Pelatih asal Jepang, Satoru Mochizuki, mengapresiasi performa timnya. Ia menekankan pentingnya konsistensi taktik serta semangat juang yang ditunjukkan oleh para pemain, terutama Sheva Imut yang menjadi figur kunci dalam kemenangan ini. “Kami bangga dengan kerja keras seluruh skuad. Sheva menunjukkan kualitas individu yang luar biasa, namun kemenangan ini hasil kerja tim yang solid,” ujar Mochizuki dalam konferensi pers pasca pertandingan.
Susunan pemain Indonesia dalam laga tersebut meliputi: Iris De Rouw; Gea Yumanda (Remini 46′), Vivi Oktavia, Allya Afianti, Emily Nahon; Helsya Maeisyaroh, Viny Silfianus (Nafeeza Nori 61), Rosdillah Nurrohmah (Isa 46′), Sheva Imut; Claudia Scheunemann, Shifana Nadhifa (Aulia 46′). Sementara Kaledonia Baru menurunkan susunan yang tidak diungkap secara lengkap dalam laporan resmi.
Kemenangan 4-2 ini menandai pencapaian penting bagi Timnas Putri Indonesia, yang terus mengukir prestasi di kancah internasional. Penampilan gemilang Sheva Imut, yang mencetak tiga gol (brace plus satu gol tambahan), menegaskan posisinya sebagai bintang muda yang patut diperhitungkan. Di samping itu, kontribusi Emily Nahon dan Claudia Scheunemann menunjukkan kedalaman skuad yang mampu memberikan dampak signifikan dalam kompetisi.
Keberhasilan meraih posisi ketiga di FIFA Series 2026 diharapkan dapat memperkuat motivasi tim jelang kompetisi berikutnya, termasuk kualifikasi Piala Dunia Wanita 2026. Selain itu, pencapaian ini memberikan dorongan positif bagi pengembangan sepak bola wanita di Indonesia, meningkatkan eksposur media, dan menarik dukungan lebih luas bagi program pembinaan pemain muda.
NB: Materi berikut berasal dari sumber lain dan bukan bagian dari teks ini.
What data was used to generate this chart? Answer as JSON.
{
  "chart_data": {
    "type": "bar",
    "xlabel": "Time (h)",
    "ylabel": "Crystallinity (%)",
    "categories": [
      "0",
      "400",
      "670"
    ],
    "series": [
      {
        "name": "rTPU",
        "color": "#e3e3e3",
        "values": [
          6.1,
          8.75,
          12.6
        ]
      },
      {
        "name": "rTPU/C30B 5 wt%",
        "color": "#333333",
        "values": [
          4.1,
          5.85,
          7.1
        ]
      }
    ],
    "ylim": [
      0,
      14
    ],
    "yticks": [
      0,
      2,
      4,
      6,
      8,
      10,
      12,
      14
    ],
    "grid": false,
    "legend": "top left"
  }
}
Secara keseluruhan, pertandingan ini tidak hanya menjadi ajang kompetisi, tetapi juga simbol kebangkitan sepak bola putri Indonesia di panggung dunia. Dengan dukungan pelatih, staf, dan suporter, Garuda Pertiwi menunjukkan bahwa mereka siap bersaing dan meraih prestasi lebih tinggi di masa depan.